We are using the three-act structure to develop our novel. Why? Because all stories have a beginning, a middle, and an end. It is well-established the beginning (Act I) comprises 25% of our story; the middle (Act II) is 50%; and the ending (Act III) fills the remaining 25%.
Act I is the setup, where we introduce our protagonist in his ordinary world. It’s where we learn a lot about him and develop a favorable attachment. He has an external problem and is called to do something about it. Even though, at first, he is reluctant, a mentor convinces him to go forward.
We are now at the end of Act I, close to the 25% mark. This is where our protagonist commits to the journey. In other words, he reacts to the Call to Action/Inciting Incident that occurred around the 12% mark. The first plot point is the point of no return. Some say this is when our hero crosses his personal Rubicon (Dictionary: “a line that when crossed permits of no return and typically results in irrevocable commitment”). Everything changes. It is a personal turning point for the protagonist. Often, it involves a change in physical setting.

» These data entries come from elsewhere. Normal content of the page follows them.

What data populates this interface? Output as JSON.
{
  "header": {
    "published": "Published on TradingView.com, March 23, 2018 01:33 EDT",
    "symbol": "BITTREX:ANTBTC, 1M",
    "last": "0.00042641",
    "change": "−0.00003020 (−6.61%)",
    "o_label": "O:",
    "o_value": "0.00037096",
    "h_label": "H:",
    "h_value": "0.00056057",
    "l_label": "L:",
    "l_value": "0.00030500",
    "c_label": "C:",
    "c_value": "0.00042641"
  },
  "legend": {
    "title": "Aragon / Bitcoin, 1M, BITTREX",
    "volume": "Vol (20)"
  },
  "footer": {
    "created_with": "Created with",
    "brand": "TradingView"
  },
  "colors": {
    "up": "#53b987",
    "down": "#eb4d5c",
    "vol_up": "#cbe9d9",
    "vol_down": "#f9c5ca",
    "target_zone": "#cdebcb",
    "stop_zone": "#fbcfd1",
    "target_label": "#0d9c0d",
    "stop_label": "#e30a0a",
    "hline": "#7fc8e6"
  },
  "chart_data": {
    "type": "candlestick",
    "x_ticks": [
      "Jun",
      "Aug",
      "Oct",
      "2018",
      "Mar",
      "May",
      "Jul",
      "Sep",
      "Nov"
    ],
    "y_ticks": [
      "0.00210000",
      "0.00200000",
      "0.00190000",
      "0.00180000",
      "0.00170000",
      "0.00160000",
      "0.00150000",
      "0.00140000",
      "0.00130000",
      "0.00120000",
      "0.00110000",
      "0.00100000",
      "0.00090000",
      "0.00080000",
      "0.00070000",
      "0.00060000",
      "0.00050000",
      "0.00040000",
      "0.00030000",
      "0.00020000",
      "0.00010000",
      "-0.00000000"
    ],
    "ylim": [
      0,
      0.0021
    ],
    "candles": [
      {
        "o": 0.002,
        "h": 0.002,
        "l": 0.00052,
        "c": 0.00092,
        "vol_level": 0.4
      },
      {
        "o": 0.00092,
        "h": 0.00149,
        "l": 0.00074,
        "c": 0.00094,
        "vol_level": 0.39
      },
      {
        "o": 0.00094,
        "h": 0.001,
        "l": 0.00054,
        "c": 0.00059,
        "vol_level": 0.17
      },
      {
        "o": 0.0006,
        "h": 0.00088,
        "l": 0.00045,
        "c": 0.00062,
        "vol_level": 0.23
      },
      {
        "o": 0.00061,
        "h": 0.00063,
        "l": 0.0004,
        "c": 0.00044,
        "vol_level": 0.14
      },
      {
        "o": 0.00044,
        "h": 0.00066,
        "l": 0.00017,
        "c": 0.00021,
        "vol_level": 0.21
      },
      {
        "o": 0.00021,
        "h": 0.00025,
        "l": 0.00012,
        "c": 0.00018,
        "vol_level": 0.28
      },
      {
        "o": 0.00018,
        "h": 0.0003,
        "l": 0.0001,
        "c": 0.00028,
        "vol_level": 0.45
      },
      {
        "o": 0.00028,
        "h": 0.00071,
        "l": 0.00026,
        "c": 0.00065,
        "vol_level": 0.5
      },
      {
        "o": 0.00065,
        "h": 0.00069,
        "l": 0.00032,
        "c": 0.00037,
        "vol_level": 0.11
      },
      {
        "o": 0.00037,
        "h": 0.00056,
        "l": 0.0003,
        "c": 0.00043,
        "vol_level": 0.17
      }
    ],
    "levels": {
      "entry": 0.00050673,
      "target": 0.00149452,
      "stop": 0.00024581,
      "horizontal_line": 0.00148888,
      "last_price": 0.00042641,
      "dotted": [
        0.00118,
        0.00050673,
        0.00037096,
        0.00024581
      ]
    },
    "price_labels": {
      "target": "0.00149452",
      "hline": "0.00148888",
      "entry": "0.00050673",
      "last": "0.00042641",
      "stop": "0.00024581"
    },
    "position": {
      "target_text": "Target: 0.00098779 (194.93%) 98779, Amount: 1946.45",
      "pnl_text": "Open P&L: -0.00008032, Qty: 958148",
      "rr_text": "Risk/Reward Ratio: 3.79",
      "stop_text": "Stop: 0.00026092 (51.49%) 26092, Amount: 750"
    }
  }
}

Here’s an example provided by K.M. Weiland’s website:
“It’s a Wonderful Life directed by Frank Capra (1947): Throughout the first quarter of the story, George Bailey’s plans for his life have progressed uninterrupted. Despite his various misadventures in Bedford Falls, he’s on the fast track to a European vacation and a college education. Then the first plot point hits, and his life is forever changed. When his father dies of a stroke, George’s plans are dashed. As in Pride & Prejudice, the standards that have already been established in the story are dramatically altered. This is no longer a story about a carefree young man freewheeling around town. From here on out, this is a story about a man forced to take responsibility by working at the Bailey Brothers’ Building & Loan.”
Notice, the protagonist thought his life was on one path (European vacation and on to college), then his father dies and the family business lands in our hero’s lap, an inescapable personal turning point. George’s life will never be the same.
What about you? What’s your novel’s first plot point? Take out pencil and paper and do some brainstorming.